Review different graphic organizers with students, such as word webs, KWL charts, Venn diagrams, and cause-and-effect charts. What do these graphic organizers have in common? Guide children to understand that they are all tools that organize information to help you understand it. Explain to children that a concept map is a graphic organizer that shows and connects different ideas. It shares your understanding of a topic and helps organize your thoughts. You may want to show an example of a concept map and have children describe what they see. How are concepts connected together? Guide them to understand that related ideas are grouped together, which can help you find patterns. Remind students that we can use a concept map to link information we already know with new ideas that we learn.

Create a concept map together. Brainstorm different ideas and stress that it’s important to focus on one idea and concentrate on something specific. For example, making a concept map about oceans can be helpful. But creating one about how pollution affects ocean habitats or how fish stay safe in the ocean will help direct thinking and stay focused. Remind students that they may want to start with a specific question, such as “How do fish stay safe in open waters?” You may want to explain that the focus question should not be a yes/no question and should be open-ended and specific.
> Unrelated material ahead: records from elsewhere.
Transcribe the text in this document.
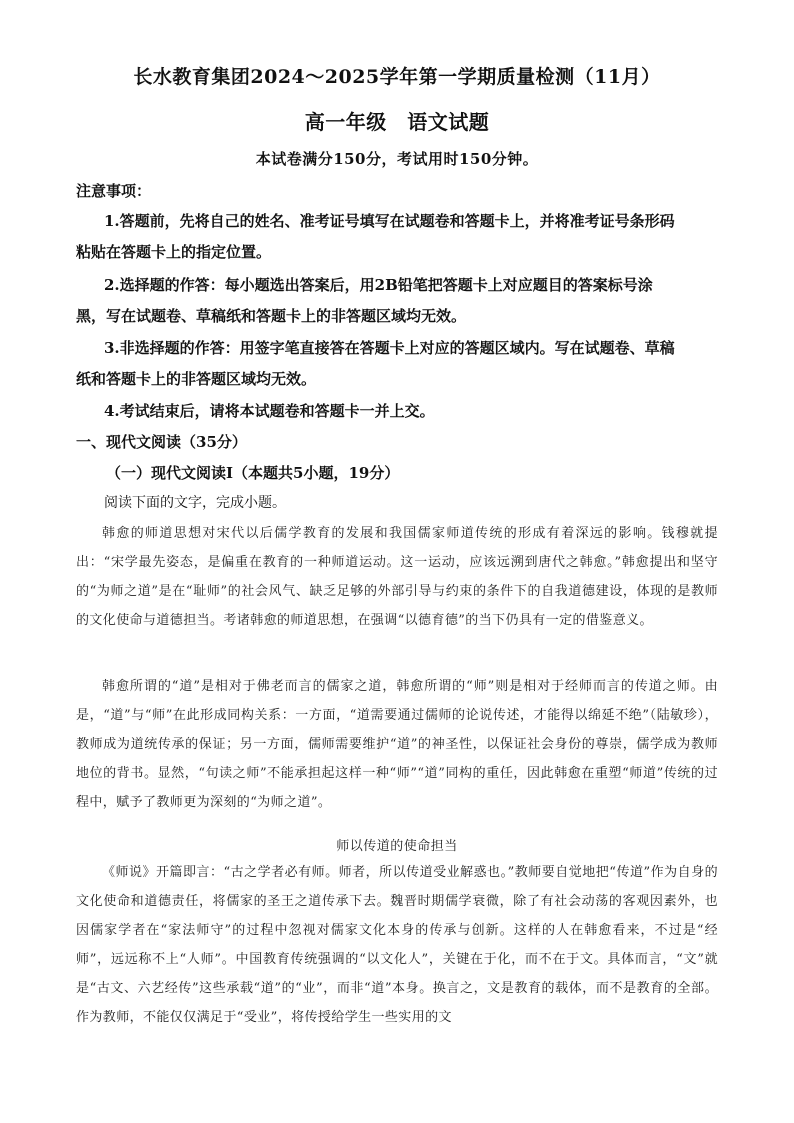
长水教育集团2024～2025学年第一学期质量检测（11月）
高一年级　语文试题
本试卷满分150分，考试用时150分钟。
注意事项：
1.答题前，先将自己的姓名、准考证号填写在试题卷和答题卡上，并将准考证号条形码
粘贴在答题卡上的指定位置。
2.选择题的作答：每小题选出答案后，用2B铅笔把答题卡上对应题目的答案标号涂
黑，写在试题卷、草稿纸和答题卡上的非答题区域均无效。
3.非选择题的作答：用签字笔直接答在答题卡上对应的答题区域内。写在试题卷、草稿
纸和答题卡上的非答题区域均无效。
4.考试结束后，请将本试题卷和答题卡一并上交。
一、现代文阅读（35分）
（一）现代文阅读Ⅰ（本题共5小题，19分）
阅读下面的文字，完成小题。
韩愈的师道思想对宋代以后儒学教育的发展和我国儒家师道传统的形成有着深远的影响。钱穆就提出：“宋学最先姿态，是偏重在教育的一种师道运动。这一运动，应该远溯到唐代之韩愈。”韩愈提出和坚守的“为师之道”是在“耻师”的社会风气、缺乏足够的外部引导与约束的条件下的自我道德建设，体现的是教师的文化使命与道德担当。考诸韩愈的师道思想，在强调“以德育德”的当下仍具有一定的借鉴意义。
韩愈所谓的“道”是相对于佛老而言的儒家之道，韩愈所谓的“师”则是相对于经师而言的传道之师。由是，“道”与“师”在此形成同构关系：一方面，“道需要通过儒师的论说传述，才能得以绵延不绝”（陆敏珍），教师成为道统传承的保证；另一方面，儒师需要维护“道”的神圣性，以保证社会身份的尊崇，儒学成为教师地位的背书。显然，“句读之师”不能承担起这样一种“师”“道”同构的重任，因此韩愈在重塑“师道”传统的过程中，赋予了教师更为深刻的“为师之道”。
师以传道的使命担当
《师说》开篇即言：“古之学者必有师。师者，所以传道受业解惑也。”教师要自觉地把“传道”作为自身的文化使命和道德责任，将儒家的圣王之道传承下去。魏晋时期儒学衰微，除了有社会动荡的客观因素外，也因儒家学者在“家法师守”的过程中忽视对儒家文化本身的传承与创新。这样的人在韩愈看来，不过是“经师”，远远称不上“人师”。中国教育传统强调的“以文化人”，关键在于化，而不在于文。具体而言，“文”就是“古文、六艺经传”这些承载“道”的“业”，而非“道”本身。换言之，文是教育的载体，而不是教育的全部。作为教师，不能仅仅满足于“受业”，将传授给学生一些实用的文
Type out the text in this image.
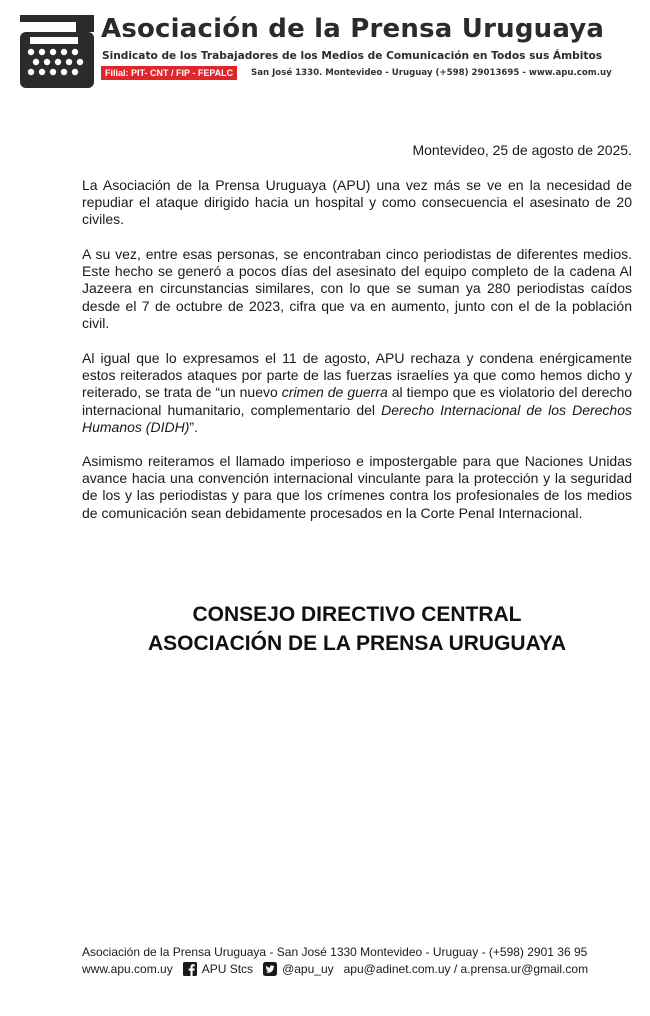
Asociación de la Prensa Uruguaya
Sindicato de los Trabajadores de los Medios de Comunicación en Todos sus Ámbitos
Filial: PIT- CNT / FIP - FEPALC	San José 1330. Montevideo - Uruguay (+598) 29013695 - www.apu.com.uy
Montevideo, 25 de agosto de 2025.

La Asociación de la Prensa Uruguaya (APU) una vez más se ve en la necesidad de repudiar el ataque dirigido hacia un hospital y como consecuencia el asesinato de 20 civiles.

A su vez, entre esas personas, se encontraban cinco periodistas de diferentes medios. Este hecho se generó a pocos días del asesinato del equipo completo de la cadena Al Jazeera en circunstancias similares, con lo que se suman ya 280 periodistas caídos desde el 7 de octubre de 2023, cifra que va en aumento, junto con el de la población civil.

Al igual que lo expresamos el 11 de agosto, APU rechaza y condena enérgicamente estos reiterados ataques por parte de las fuerzas israelíes ya que como hemos dicho y reiterado, se trata de “un nuevo crimen de guerra al tiempo que es violatorio del derecho internacional humanitario, complementario del Derecho Internacional de los Derechos Humanos (DIDH)”.

Asimismo reiteramos el llamado imperioso e impostergable para que Naciones Unidas avance hacia una convención internacional vinculante para la protección y la seguridad de los y las periodistas y para que los crímenes contra los profesionales de los medios de comunicación sean debidamente procesados en la Corte Penal Internacional.

CONSEJO DIRECTIVO CENTRAL
ASOCIACIÓN DE LA PRENSA URUGUAYA
Asociación de la Prensa Uruguaya - San José 1330 Montevideo - Uruguay - (+598) 2901 36 95
www.apu.com.uy APU Stcs @apu_uy apu@adinet.com.uy / a.prensa.ur@gmail.com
After selecting a question or main concept, brainstorm different supporting details together. Encourage students to be creative and come up with ideas—no idea is too small! Then model how to write the ideas into nodes, or circles. You may want to point out how arrows connect related ideas together. You may also want to label the arrows with a detail that helps explain the connection between the ideas. Invite students to organize the ideas and group them together into categories. Then have them brainstorm more ideas that fit into the categories and remove ideas that do not fit. Complete the concept map together! You may want to model using different shapes and colors to group ideas.

Together, think about how a concept map might be useful. How might you use it when you’re preparing a book report or an essay? How might a concept map help you organize your paragraphs?

It’s important for students to understand that there’s no wrong way to make a concept map. This is a tool that directs creative thinking, so they should let their imaginations run wild!